Let's take a closer look at GPQA. GPQA is a dataset or benchmark of 448 multiple choice questions written by domain experts in biology, physics, and chemistry. The stated goal of the authors is essentially to create methods and study scalable oversight.
If you now look at the benchmark and the benchmark's results as, for example, a model developer, you might want to ask, can GPQA be used to accurately capture the construct graduate level reasoning? As an evaluation or model user that looks at this bigger table, you might want to ask, does a high score on GPQA mean that Claude can write my research paper because it's good at graduate level reasoning? Or you might be a different model user thinking about, can Claude help me solve my high school homework? All three claims are trying to make statements based on the same evidence, but they're vastly different claims.
What we're looking at in our work Measurement Meaning, which we're also presenting at NeurIPS workshop if you're around, is this relationship between the object of a claim that you're making, which can either be abstract or measurable or specific—for example here, accuracy or intelligence—the claim that you're making based on that, so here we're thinking about examples like the model can be used as a calculator or the model is intelligent, and then the evidence that's being presented. What you need to do for this triplet of information is figure out are different types of validities satisfied here.
You might want to ask, does your evaluation cover all the relevant cases? And then provide evidence for that. Then you have criterion-oriented validity where you're thinking about does your relation correlate with a known standard, is it predictive of real world outcomes? You have construct validity. This one is in particular applicable to abstract constructs that you can't directly measure, where you need to figure out how do I break an abstract thing like reasoning down into measurable components and provide evidence that that breakdown is actually valid?
Then you might have something like external validity, where you might ask, does your evaluation generalize across settings? There's a lot of work, a lot of specific pieces that go into the evidentiary standards for each of those types that we're covering in the paper. But these are some general pointers on where evaluations can break down or where the pairing between evaluations and evidence can break down.
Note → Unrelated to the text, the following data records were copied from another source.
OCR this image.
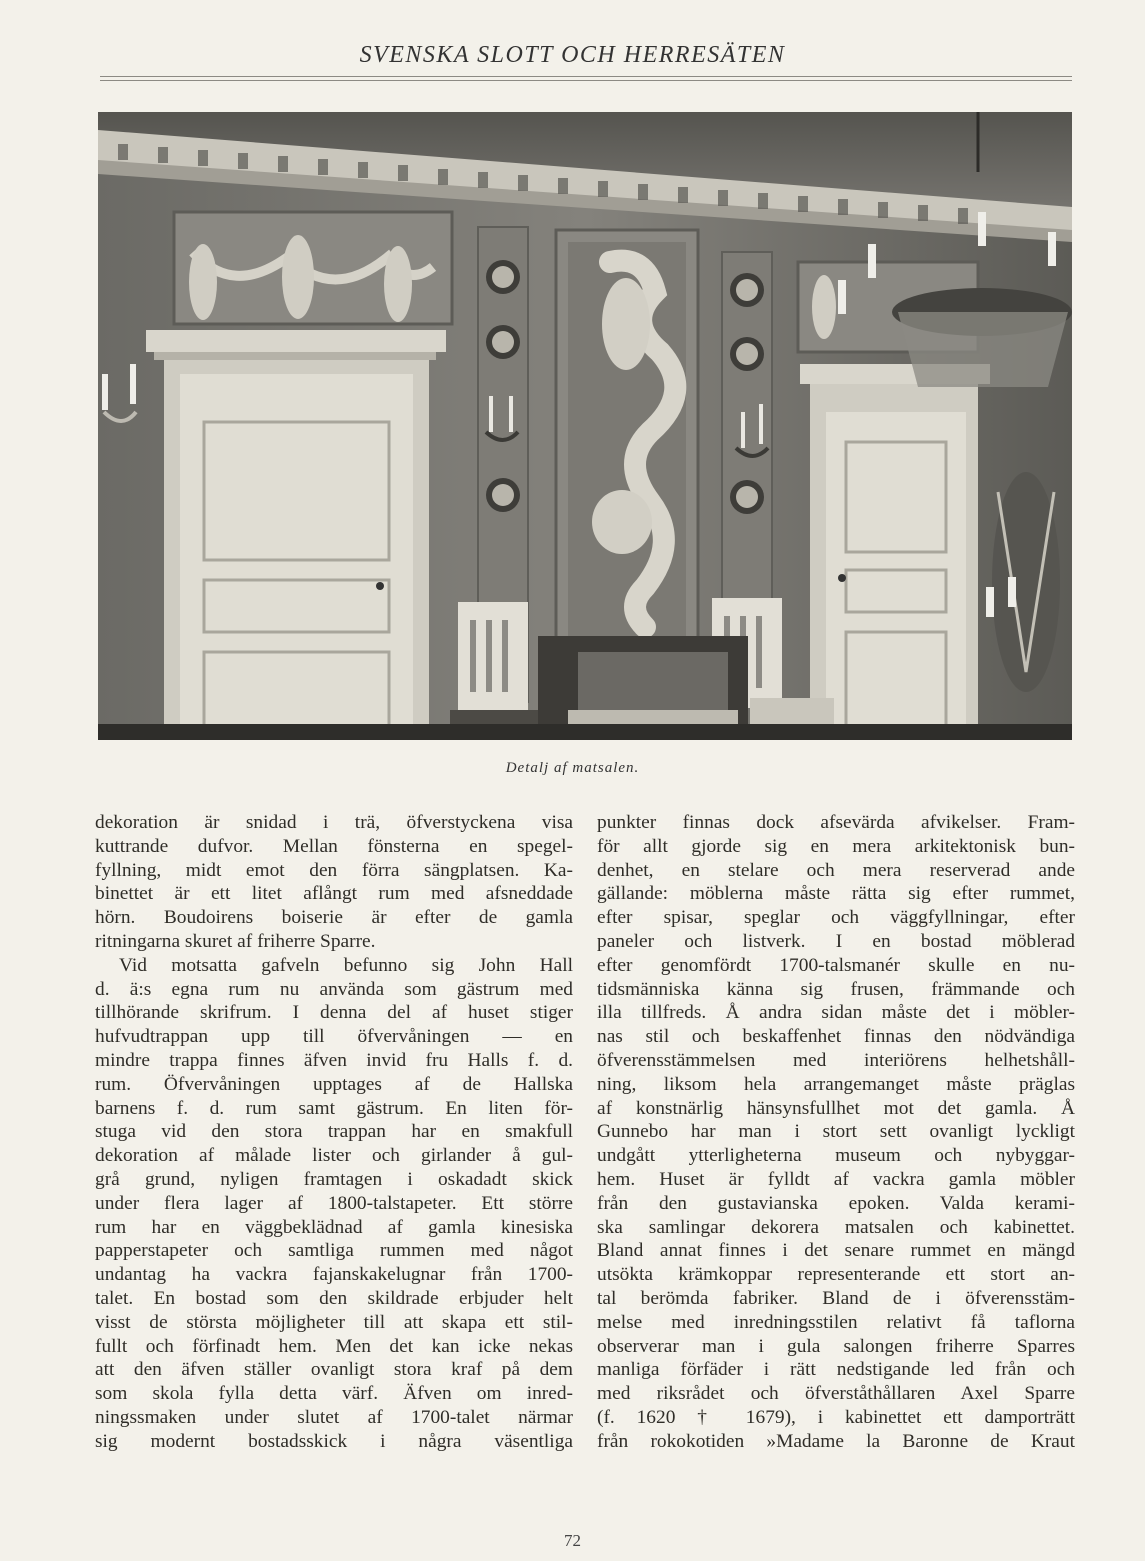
SVENSKA SLOTT OCH HERRESÄTEN
Detalj af matsalen.

dekoration är snidad i trä, öfverstyckena visa

kuttrande dufvor. Mellan fönsterna en spegel-

fyllning, midt emot den förra sängplatsen. Ka-

binettet är ett litet aflångt rum med afsneddade

hörn. Boudoirens boiserie är efter de gamla

ritningarna skuret af friherre Sparre.

Vid motsatta gafveln befunno sig John Hall

d. ä:s egna rum nu använda som gästrum med

tillhörande skrifrum. I denna del af huset stiger

hufvudtrappan upp till öfvervåningen — en

mindre trappa finnes äfven invid fru Halls f. d.

rum. Öfvervåningen upptages af de Hallska

barnens f. d. rum samt gästrum. En liten för-

stuga vid den stora trappan har en smakfull

dekoration af målade lister och girlander å gul-

grå grund, nyligen framtagen i oskadadt skick

under flera lager af 1800-talstapeter. Ett större

rum har en väggbeklädnad af gamla kinesiska

papperstapeter och samtliga rummen med något

undantag ha vackra fajanskakelugnar från 1700-

talet. En bostad som den skildrade erbjuder helt

visst de största möjligheter till att skapa ett stil-

fullt och förfinadt hem. Men det kan icke nekas

att den äfven ställer ovanligt stora kraf på dem

som skola fylla detta värf. Äfven om inred-

ningssmaken under slutet af 1700-talet närmar

sig modernt bostadsskick i några väsentliga

punkter finnas dock afsevärda afvikelser. Fram-

för allt gjorde sig en mera arkitektonisk bun-

denhet, en stelare och mera reserverad ande

gällande: möblerna måste rätta sig efter rummet,

efter spisar, speglar och väggfyllningar, efter

paneler och listverk. I en bostad möblerad

efter genomfördt 1700-talsmanér skulle en nu-

tidsmänniska känna sig frusen, främmande och

illa tillfreds. Å andra sidan måste det i möbler-

nas stil och beskaffenhet finnas den nödvändiga

öfverensstämmelsen med interiörens helhetshåll-

ning, liksom hela arrangemanget måste präglas

af konstnärlig hänsynsfullhet mot det gamla. Å

Gunnebo har man i stort sett ovanligt lyckligt

undgått ytterligheterna museum och nybyggar-

hem. Huset är fylldt af vackra gamla möbler

från den gustavianska epoken. Valda kerami-

ska samlingar dekorera matsalen och kabinettet.

Bland annat finnes i det senare rummet en mängd

utsökta krämkoppar representerande ett stort an-

tal berömda fabriker. Bland de i öfverensstäm-

melse med inredningsstilen relativt få taflorna

observerar man i gula salongen friherre Sparres

manliga förfäder i rätt nedstigande led från och

med riksrådet och öfverståthållaren Axel Sparre

(f. 1620 † 1679), i kabinettet ett damporträtt

från rokokotiden »Madame la Baronne de Kraut

72
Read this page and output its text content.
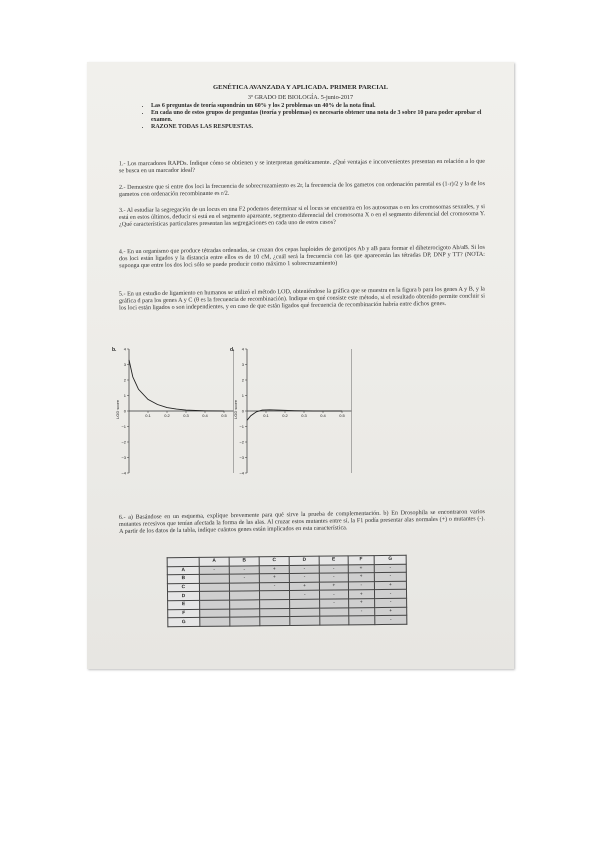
GENÉTICA AVANZADA Y APLICADA. PRIMER PARCIAL

3º GRADO DE BIOLOGÍA. 5-junio-2017

• Las 6 preguntas de teoría supondrán un 60% y los 2 problemas un 40% de la nota final.
• En cada uno de estos grupos de preguntas (teoría y problemas) es necesario obtener una nota de 3 sobre 10 para poder aprobar el examen.
• RAZONE TODAS LAS RESPUESTAS.

1.- Los marcadores RAPDs. Indique cómo se obtienen y se interpretan genéticamente. ¿Qué ventajas e inconvenientes presentan en relación a lo que se busca en un marcador ideal?

2.- Demuestre que si entre dos loci la frecuencia de sobrecruzamiento es 2r, la frecuencia de los gametos con ordenación parental es (1-r)/2 y la de los gametos con ordenación recombinante es r/2.

3.- Al estudiar la segregación de un locus en una F2 podemos determinar si el locus se encuentra en los autosomas o en los cromosomas sexuales, y si está en estos últimos, deducir si está en el segmento apareante, segmento diferencial del cromosoma X o en el segmento diferencial del cromosoma Y. ¿Qué características particulares presentan las segregaciones en cada uno de estos casos?

4.- En un organismo que produce tétradas ordenadas, se cruzan dos cepas haploides de genotipos Ab y aB para formar el diheterocigoto Ab/aB. Si los dos loci están ligados y la distancia entre ellos es de 10 cM, ¿cuál será la frecuencia con las que aparecerán las tétradas DP, DNP y TT? (NOTA: suponga que entre los dos loci sólo se puede producir como máximo 1 sobrecruzamiento)

5.- En un estudio de ligamiento en humanos se utilizó el método LOD, obteniéndose la gráfica que se muestra en la figura b para los genes A y B, y la gráfica d para los genes A y C (θ es la frecuencia de recombinación). Indique en qué consiste este método, si el resultado obtenido permite concluir si los loci están ligados o son independientes, y en caso de que están ligados qué frecuencia de recombinación habría entre dichos genes.

b.
LOD score
4
3
2
1
0
−1
−2
−3
−4
0.1	0.2	0.3	0.4	0.5
d.
LOD score
4
3
2
1
0
−1
−2
−3
−4
0.1	0.2	0.3	0.4	0.5

6.- a) Basándose en un esquema, explique brevemente para qué sirve la prueba de complementación. b) En Drosophila se encontraron varios mutantes recesivos que tenían afectada la forma de las alas. Al cruzar estos mutantes entre sí, la F1 podía presentar alas normales (+) o mutantes (-). A partir de los datos de la tabla, indique cuántos genes están implicados en esta característica.

	A	B	C	D	E	F	G
A	-	-	+	-	-	+	-
B		-	+	-	-	+	-
C			-	+	+	-	+
D				-	-	+	-
E					-	+	-
F						-	+
G							-
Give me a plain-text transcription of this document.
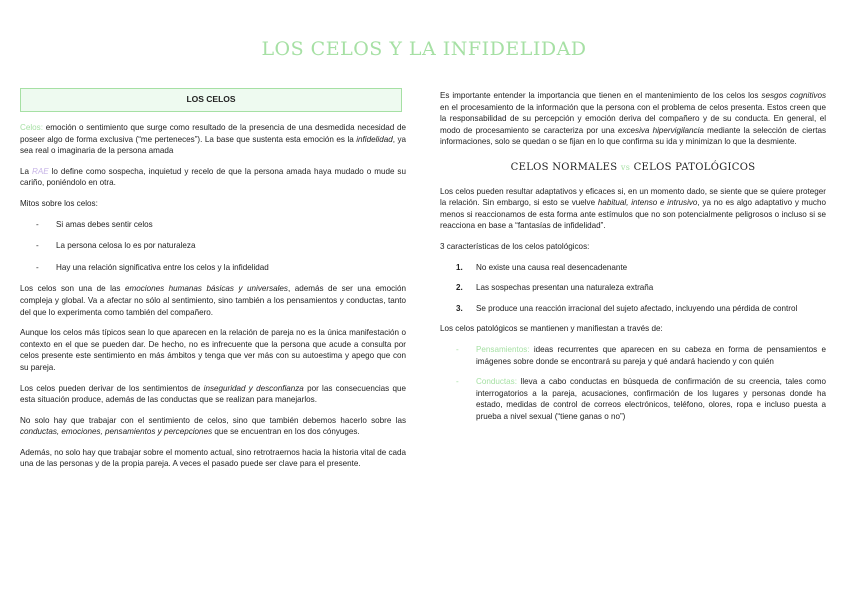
LOS CELOS Y LA INFIDELIDAD
LOS CELOS

Celos: emoción o sentimiento que surge como resultado de la presencia de una desmedida necesidad de poseer algo de forma exclusiva (“me perteneces”). La base que sustenta esta emoción es la infidelidad, ya sea real o imaginaria de la persona amada

La RAE lo define como sospecha, inquietud y recelo de que la persona amada haya mudado o mude su cariño, poniéndolo en otra.

Mitos sobre los celos:

- Si amas debes sentir celos
- La persona celosa lo es por naturaleza
- Hay una relación significativa entre los celos y la infidelidad

Los celos son una de las emociones humanas básicas y universales, además de ser una emoción compleja y global. Va a afectar no sólo al sentimiento, sino también a los pensamientos y conductas, tanto del que lo experimenta como también del compañero.

Aunque los celos más típicos sean lo que aparecen en la relación de pareja no es la única manifestación o contexto en el que se pueden dar. De hecho, no es infrecuente que la persona que acude a consulta por celos presente este sentimiento en más ámbitos y tenga que ver más con su autoestima y apego que con su pareja.

Los celos pueden derivar de los sentimientos de inseguridad y desconfianza por las consecuencias que esta situación produce, además de las conductas que se realizan para manejarlos.

No solo hay que trabajar con el sentimiento de celos, sino que también debemos hacerlo sobre las conductas, emociones, pensamientos y percepciones que se encuentran en los dos cónyuges.

Además, no solo hay que trabajar sobre el momento actual, sino retrotraernos hacia la historia vital de cada una de las personas y de la propia pareja. A veces el pasado puede ser clave para el presente.

Es importante entender la importancia que tienen en el mantenimiento de los celos los sesgos cognitivos en el procesamiento de la información que la persona con el problema de celos presenta. Estos creen que la responsabilidad de su percepción y emoción deriva del compañero y de su conducta. En general, el modo de procesamiento se caracteriza por una excesiva hipervigilancia mediante la selección de ciertas informaciones, solo se quedan o se fijan en lo que confirma su ida y minimizan lo que la desmiente.

CELOS NORMALES vs CELOS PATOLÓGICOS

Los celos pueden resultar adaptativos y eficaces si, en un momento dado, se siente que se quiere proteger la relación. Sin embargo, si esto se vuelve habitual, intenso e intrusivo, ya no es algo adaptativo y mucho menos si reaccionamos de esta forma ante estímulos que no son potencialmente peligrosos o incluso si se reacciona en base a “fantasías de infidelidad”.

3 características de los celos patológicos:

1. No existe una causa real desencadenante
2. Las sospechas presentan una naturaleza extraña
3. Se produce una reacción irracional del sujeto afectado, incluyendo una pérdida de control

Los celos patológicos se mantienen y manifiestan a través de:

- Pensamientos: ideas recurrentes que aparecen en su cabeza en forma de pensamientos e imágenes sobre donde se encontrará su pareja y qué andará haciendo y con quién
- Conductas: lleva a cabo conductas en búsqueda de confirmación de su creencia, tales como interrogatorios a la pareja, acusaciones, confirmación de los lugares y personas donde ha estado, medidas de control de correos electrónicos, teléfono, olores, ropa e incluso puesta a prueba a nivel sexual (“tiene ganas o no”)
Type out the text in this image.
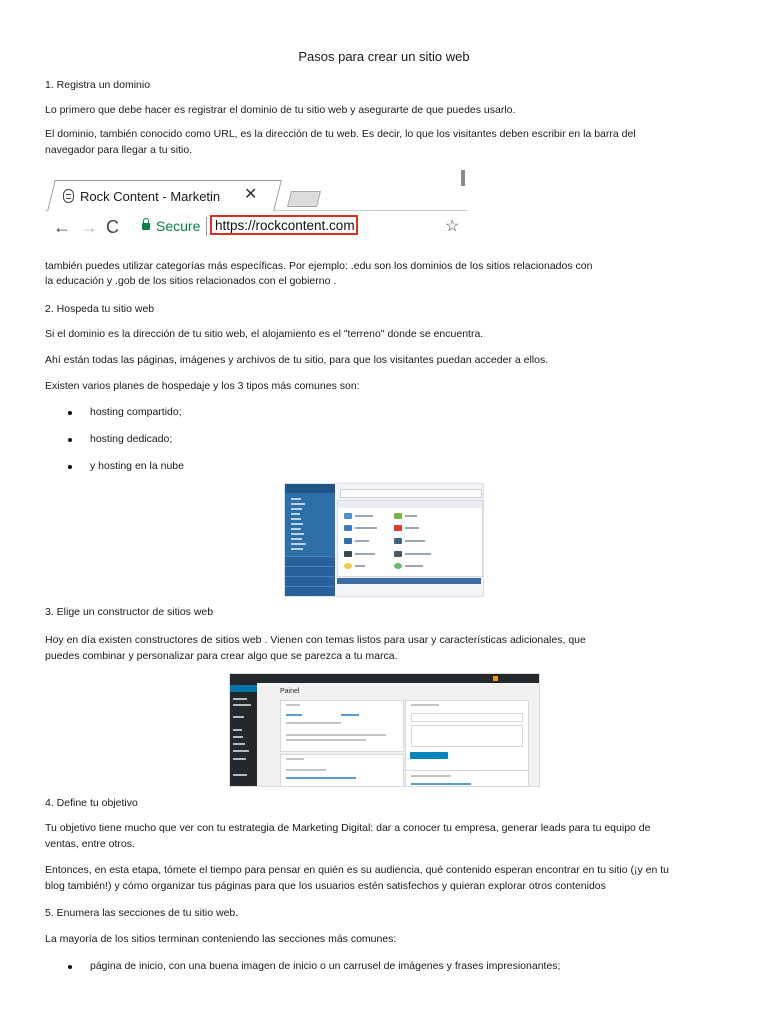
Pasos para crear un sitio web
1. Registra un dominio
Lo primero que debe hacer es registrar el dominio de tu sitio web y asegurarte de que puedes usarlo.
El dominio, también conocido como URL, es la dirección de tu web. Es decir, lo que los visitantes deben escribir en la barra del
navegador para llegar a tu sitio.
Rock Content - Marketin ✕
← → C	Secure	https://rockcontent.com	☆
también puedes utilizar categorías más específicas. Por ejemplo: .edu son los dominios de los sitios relacionados con
la educación y .gob de los sitios relacionados con el gobierno .
2. Hospeda tu sitio web
Si el dominio es la dirección de tu sitio web, el alojamiento es el "terreno" donde se encuentra.
Ahí están todas las páginas, imágenes y archivos de tu sitio, para que los visitantes puedan acceder a ellos.
Existen varios planes de hospedaje y los 3 tipos más comunes son:
hosting compartido;
hosting dedicado;
y hosting en la nube
3. Elige un constructor de sitios web
Hoy en día existen constructores de sitios web . Vienen con temas listos para usar y características adicionales, que
puedes combinar y personalizar para crear algo que se parezca a tu marca.
Painel
4. Define tu objetivo
Tu objetivo tiene mucho que ver con tu estrategia de Marketing Digital: dar a conocer tu empresa, generar leads para tu equipo de
ventas, entre otros.
Entonces, en esta etapa, tómete el tiempo para pensar en quién es su audiencia, qué contenido esperan encontrar en tu sitio (¡y en tu
blog también!) y cómo organizar tus páginas para que los usuarios estén satisfechos y quieran explorar otros contenidos
5. Enumera las secciones de tu sitio web.
La mayoría de los sitios terminan conteniendo las secciones más comunes:
página de inicio, con una buena imagen de inicio o un carrusel de imágenes y frases impresionantes;
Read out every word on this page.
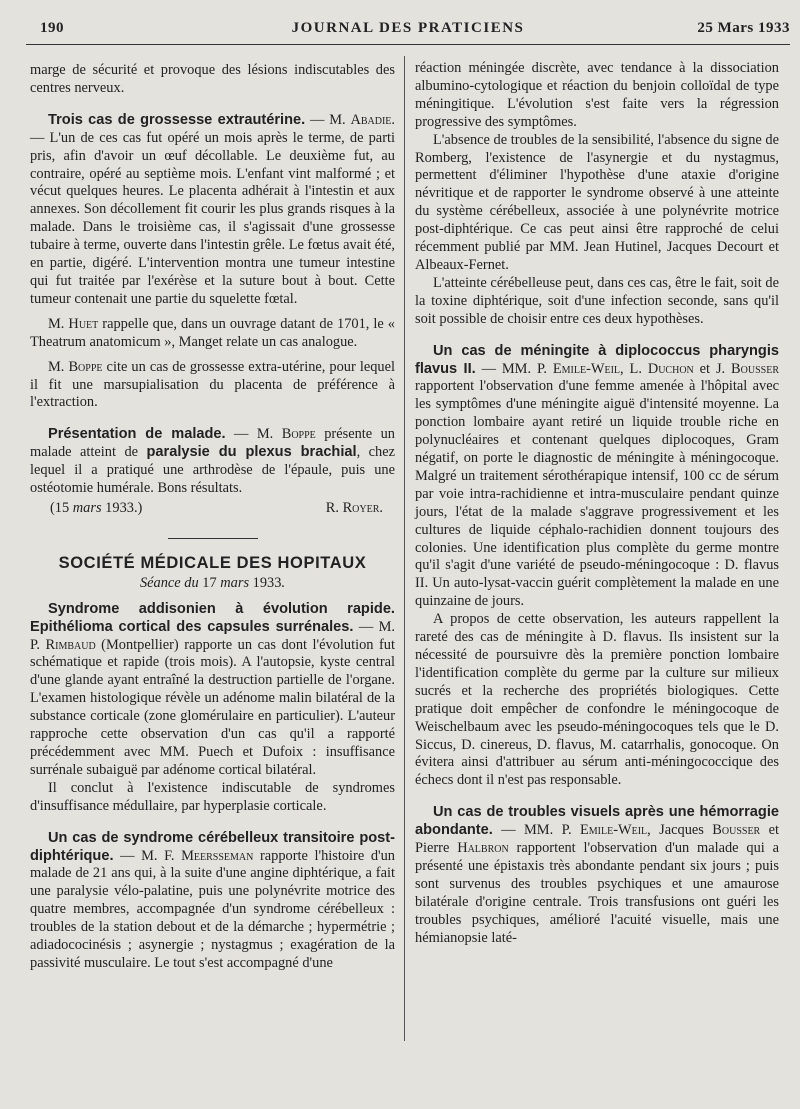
190	JOURNAL DES PRATICIENS	25 Mars 1933

marge de sécurité et provoque des lésions indiscutables des centres nerveux.

Trois cas de grossesse extrautérine. — M. Abadie. — L'un de ces cas fut opéré un mois après le terme, de parti pris, afin d'avoir un œuf décollable. Le deuxième fut, au contraire, opéré au septième mois. L'enfant vint malformé ; et vécut quelques heures. Le placenta adhérait à l'intestin et aux annexes. Son décollement fit courir les plus grands risques à la malade. Dans le troisième cas, il s'agissait d'une grossesse tubaire à terme, ouverte dans l'intestin grêle. Le fœtus avait été, en partie, digéré. L'intervention montra une tumeur intestine qui fut traitée par l'exérèse et la suture bout à bout. Cette tumeur contenait une partie du squelette fœtal.

M. Huet rappelle que, dans un ouvrage datant de 1701, le « Theatrum anatomicum », Manget relate un cas analogue.

M. Boppe cite un cas de grossesse extra-utérine, pour lequel il fit une marsupialisation du placenta de préférence à l'extraction.

Présentation de malade. — M. Boppe présente un malade atteint de paralysie du plexus brachial, chez lequel il a pratiqué une arthrodèse de l'épaule, puis une ostéotomie humérale. Bons résultats.

(15 mars 1933.)	R. Royer.
SOCIÉTÉ MÉDICALE DES HOPITAUX
Séance du 17 mars 1933.

Syndrome addisonien à évolution rapide. Epithélioma cortical des capsules surrénales. — M. P. Rimbaud (Montpellier) rapporte un cas dont l'évolution fut schématique et rapide (trois mois). A l'autopsie, kyste central d'une glande ayant entraîné la destruction partielle de l'organe. L'examen histologique révèle un adénome malin bilatéral de la substance corticale (zone glomérulaire en particulier). L'auteur rapproche cette observation d'un cas qu'il a rapporté précédemment avec MM. Puech et Dufoix : insuffisance surrénale subaiguë par adénome cortical bilatéral.

Il conclut à l'existence indiscutable de syndromes d'insuffisance médullaire, par hyperplasie corticale.

Un cas de syndrome cérébelleux transitoire post-diphtérique. — M. F. Meersseman rapporte l'histoire d'un malade de 21 ans qui, à la suite d'une angine diphtérique, a fait une paralysie vélo-palatine, puis une polynévrite motrice des quatre membres, accompagnée d'un syndrome cérébelleux : troubles de la station debout et de la démarche ; hypermétrie ; adiadococinésis ; asynergie ; nystagmus ; exagération de la passivité musculaire. Le tout s'est accompagné d'une

réaction méningée discrète, avec tendance à la dissociation albumino-cytologique et réaction du benjoin colloïdal de type méningitique. L'évolution s'est faite vers la régression progressive des symptômes.

L'absence de troubles de la sensibilité, l'absence du signe de Romberg, l'existence de l'asynergie et du nystagmus, permettent d'éliminer l'hypothèse d'une ataxie d'origine névritique et de rapporter le syndrome observé à une atteinte du système cérébelleux, associée à une polynévrite motrice post-diphtérique. Ce cas peut ainsi être rapproché de celui récemment publié par MM. Jean Hutinel, Jacques Decourt et Albeaux-Fernet.

L'atteinte cérébelleuse peut, dans ces cas, être le fait, soit de la toxine diphtérique, soit d'une infection seconde, sans qu'il soit possible de choisir entre ces deux hypothèses.

Un cas de méningite à diplococcus pharyngis flavus II. — MM. P. Emile-Weil, L. Duchon et J. Bousser rapportent l'observation d'une femme amenée à l'hôpital avec les symptômes d'une méningite aiguë d'intensité moyenne. La ponction lombaire ayant retiré un liquide trouble riche en polynucléaires et contenant quelques diplocoques, Gram négatif, on porte le diagnostic de méningite à méningocoque. Malgré un traitement sérothérapique intensif, 100 cc de sérum par voie intra-rachidienne et intra-musculaire pendant quinze jours, l'état de la malade s'aggrave progressivement et les cultures de liquide céphalo-rachidien donnent toujours des colonies. Une identification plus complète du germe montre qu'il s'agit d'une variété de pseudo-méningocoque : D. flavus II. Un auto-lysat-vaccin guérit complètement la malade en une quinzaine de jours.

A propos de cette observation, les auteurs rappellent la rareté des cas de méningite à D. flavus. Ils insistent sur la nécessité de poursuivre dès la première ponction lombaire l'identification complète du germe par la culture sur milieux sucrés et la recherche des propriétés biologiques. Cette pratique doit empêcher de confondre le méningocoque de Weischelbaum avec les pseudo-méningocoques tels que le D. Siccus, D. cinereus, D. flavus, M. catarrhalis, gonocoque. On évitera ainsi d'attribuer au sérum anti-méningococcique des échecs dont il n'est pas responsable.

Un cas de troubles visuels après une hémorragie abondante. — MM. P. Emile-Weil, Jacques Bousser et Pierre Halbron rapportent l'observation d'un malade qui a présenté une épistaxis très abondante pendant six jours ; puis sont survenus des troubles psychiques et une amaurose bilatérale d'origine centrale. Trois transfusions ont guéri les troubles psychiques, amélioré l'acuité visuelle, mais une hémianopsie laté-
Coming back to this example, I'm not that convinced that GPQA would actually be a good indicator for graduate level reasoning, because it just tests multiple choice questions, it doesn't test any form of reasoning necessarily, and it's very constrained to just three subdomains. The inference that they're making from evidence to the actual claim, the jump is way too broad.
I'll leave you with my current take on what I see could be improved in the field. There's a lot of debate on what AI capabilities and risks are, and there's a lot of divergence in how people look at that. I think one of the issues is that our measurement instruments and our evaluation tools are actually broken the way they are. Fortunately, we know how to fix that, or we know at least to make some progress towards fixing that.
I'm almost out of time, but we have a couple of works on that at NeurIPS that are going into specific evaluation tools and how to improve them, make them better. I'd be excited to see all of you there. If you're not there, shoot me a message. Thank you.